What does giving up sound like? Silence. And nonsense. Paranoia and despair. And anger.
What does giving up look like? Well, that I can tell you more about.
It looks like an all-but-blind person boxing up her special tape player to return to the Library for the Blind. The one that has been by her side in her chair, in bed, at the table since she could no longer see to read.
It looks like a bird lover no longer thinking to ask if the feeder has syrup; maybe no longer caring.
It looks like my fighter mother no longer insisting on setting the table or emptying the dishwasher because “it’s something I can do and I need to do what I can.”
It looks like my stubborn mother finally letting me cook her Malt-o-Meal for her, with “two Medjool dates each cut in five pieces.” (Control has not yet gone).
It looks like an old woman—who never even used a cane in the house—using a walker at all times.
It looks like my active mother—who has long bragged she has stayed limber by continuing to go up and down the stairs in the house several times a day—no longer using the stairs without help, and rarely at that.
It looks like a great-grandmother, who loves her offspring more than life, not letting herself enjoy the active company of a great-grandson who adores her.
It looks like giving in without a whimper to letting me fully re-purpose the family room—my previous partial attempts having been met with horror—to make a space for the active great-grandson, and for me.
Piles of magazine articles and folders of collected quotes, greeting cards, craft ideas, sewing and typewriter supplies filled the room for decades.
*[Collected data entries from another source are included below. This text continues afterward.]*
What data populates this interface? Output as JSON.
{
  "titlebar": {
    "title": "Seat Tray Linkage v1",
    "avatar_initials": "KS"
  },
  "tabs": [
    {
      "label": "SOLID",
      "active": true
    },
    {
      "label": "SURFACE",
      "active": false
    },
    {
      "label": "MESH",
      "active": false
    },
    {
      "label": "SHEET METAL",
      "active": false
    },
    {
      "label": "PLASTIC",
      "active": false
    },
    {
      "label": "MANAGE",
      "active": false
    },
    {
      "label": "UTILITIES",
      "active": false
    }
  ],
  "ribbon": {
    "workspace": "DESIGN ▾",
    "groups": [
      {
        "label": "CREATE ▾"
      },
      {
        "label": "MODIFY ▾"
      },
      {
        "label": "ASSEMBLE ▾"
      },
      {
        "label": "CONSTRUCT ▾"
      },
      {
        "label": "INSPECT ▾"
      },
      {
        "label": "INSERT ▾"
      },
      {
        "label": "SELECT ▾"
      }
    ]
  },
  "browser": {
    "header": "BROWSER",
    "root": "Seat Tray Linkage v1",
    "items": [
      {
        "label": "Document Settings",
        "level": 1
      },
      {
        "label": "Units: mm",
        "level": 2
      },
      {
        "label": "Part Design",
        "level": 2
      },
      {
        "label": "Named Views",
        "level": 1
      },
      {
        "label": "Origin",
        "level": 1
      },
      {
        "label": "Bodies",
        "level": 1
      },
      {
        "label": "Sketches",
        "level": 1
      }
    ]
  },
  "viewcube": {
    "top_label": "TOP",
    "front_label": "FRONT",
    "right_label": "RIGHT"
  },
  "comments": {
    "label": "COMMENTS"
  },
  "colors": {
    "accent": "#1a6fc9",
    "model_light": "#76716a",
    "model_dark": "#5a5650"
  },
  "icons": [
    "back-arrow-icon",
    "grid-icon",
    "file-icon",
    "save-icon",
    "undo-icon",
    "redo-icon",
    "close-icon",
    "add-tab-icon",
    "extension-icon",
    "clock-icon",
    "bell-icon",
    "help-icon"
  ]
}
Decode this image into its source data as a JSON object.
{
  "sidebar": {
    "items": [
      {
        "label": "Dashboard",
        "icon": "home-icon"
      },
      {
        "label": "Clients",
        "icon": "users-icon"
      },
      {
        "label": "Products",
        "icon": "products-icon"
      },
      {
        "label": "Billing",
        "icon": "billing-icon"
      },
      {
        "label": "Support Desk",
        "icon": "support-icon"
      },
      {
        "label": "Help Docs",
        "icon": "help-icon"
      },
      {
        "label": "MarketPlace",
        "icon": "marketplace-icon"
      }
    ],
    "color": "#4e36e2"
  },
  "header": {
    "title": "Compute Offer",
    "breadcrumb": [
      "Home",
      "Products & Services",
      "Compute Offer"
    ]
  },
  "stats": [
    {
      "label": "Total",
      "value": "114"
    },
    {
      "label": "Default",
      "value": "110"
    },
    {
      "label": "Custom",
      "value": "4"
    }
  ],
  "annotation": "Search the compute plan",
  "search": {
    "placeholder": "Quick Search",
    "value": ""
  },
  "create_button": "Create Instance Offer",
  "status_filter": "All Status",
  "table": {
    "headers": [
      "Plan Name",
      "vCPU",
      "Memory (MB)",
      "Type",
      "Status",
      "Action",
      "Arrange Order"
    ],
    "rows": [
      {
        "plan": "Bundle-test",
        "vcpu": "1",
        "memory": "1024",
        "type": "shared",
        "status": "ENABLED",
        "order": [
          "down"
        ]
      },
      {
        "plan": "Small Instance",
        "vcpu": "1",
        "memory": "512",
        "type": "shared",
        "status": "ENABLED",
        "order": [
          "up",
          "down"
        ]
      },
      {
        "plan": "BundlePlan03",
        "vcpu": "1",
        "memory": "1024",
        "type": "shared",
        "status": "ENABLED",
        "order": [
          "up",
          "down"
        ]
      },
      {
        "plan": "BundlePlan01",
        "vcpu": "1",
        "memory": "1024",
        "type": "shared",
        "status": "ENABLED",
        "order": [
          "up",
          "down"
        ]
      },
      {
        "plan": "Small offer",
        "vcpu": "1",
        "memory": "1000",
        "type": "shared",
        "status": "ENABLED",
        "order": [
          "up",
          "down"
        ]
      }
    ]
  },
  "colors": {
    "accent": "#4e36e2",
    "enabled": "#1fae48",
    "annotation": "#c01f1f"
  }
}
Clippings of family achievements and letters from children and grandchildren; thousands of slides and photographs of family, relatives, friends, nature, trips, and the house and valley view through the decades fill shoe and shirt and stationery boxes on cupboard shelves, two tables, a counter, two bookcases, the hearth. We have all tried many times to organize it all and help her with albums and scrapbooks, but no one has the time or patience to follow the life-consuming project through.
Giving up looks like no longer caring that the projects are not going to be finished in her lifetime.
It looks like dementia finally settling into a brain, robbing her of reason, lashing out at those who love her and care for her.
It looks like not eating her favorite foods.
It looks like a forever lover of the wonders of the natural world giving away the kitchen-counter part of her heart-rock collection.
It looks like giving up hope as she ceases the search for a cure for old age, that I wrote about in this blog in March 2013: Hope Dies Last. It was frustrating then, am I wanting it back now? Perhaps not, but wasn’t there supposed to be something in between?
It looks like nightmares of people—including those she loves—attacking her, her mother, her husband.
It looks like fear.
It looks like letting go, except not with intention or grace.
It looks like dark December of my mother’s 100th year.
It looks like sadness.
But still I cling to the hope of good days smattered among the bad. My work begins in earnest to help her find the light where we can.